The Lavenders of Upper Provence: For many the smell of lavender recalls the hills of Upper Provence. 40 years ago, the gathering of these flowers, which grow wild on the mountains, was only a minor harvest. As the cultivation of cereals declined at the end of the 19th century, the systematic growing of lavender was introduced on the plateaux and the higher slopes above 1,650 feet - 500 metres. Ideally adapted, the plant has given a new lease of life to many private estates; land that had been fallow for nearly 20 years is now covered with the green plants whose mauve flowers scent the July air. Later, lavandin (a hybrid obtained by crossing true lavender and great lavender), which has a more abundant yield than true lavender but produces an essence of inferior quality, was introduced on the lower slopes and in the valleys.

Field after field of sturdy lavender bushes can be seen on the Valensole plateau along the road from Digne to Greoux-les-Bain (piumoisson, Riez, St-Martin-de-Bromes). The annual output of lavender essence for southeast France is about 80 tons for lavender and 700-800 tons for lavandin, of which the Grasse manufacturers are large buyers. The main outlet is exported to the United States.

Early Vegetables: After North Africa, the region of Toulon and Hyeres provides the earliest vegetables and fruit. The Var is noted for the cherries of Sollies-Pont and the peaches of Frejus. In 1967 the Riviera dispatched 21,000 tons of fruits and vegetables of which 140,000 tons left from the railway station of Hyeres to all parts of France and abroad.

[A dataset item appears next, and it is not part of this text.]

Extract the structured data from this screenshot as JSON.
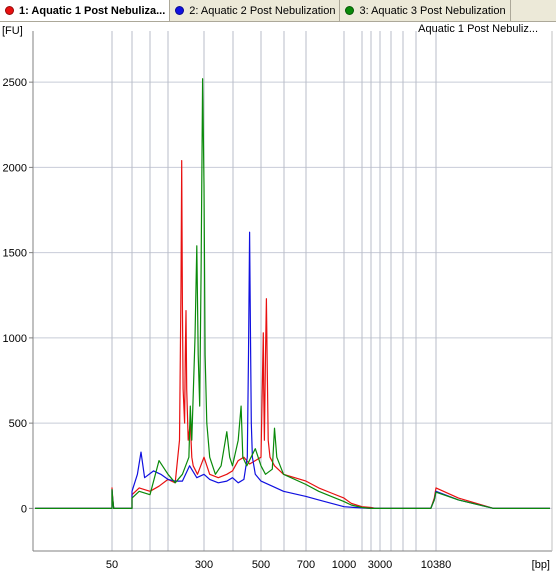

In 1967, the production of cut flowers reached some 26,000 tons, of which 80% were dispatched by rail, and 20% by road and air. About 1/3 of the total went to Paris.

Flowers and scented plants of the Grasse region: The May tea-rose is the same as that grown in the Far East, but the Mediterranean variety has a fine scent. Jasmine is of the large flowered variety, which has been grafted onto officinal jasmine. This is a costly and delicate plant which flowers from the end of July to the first winter frosts.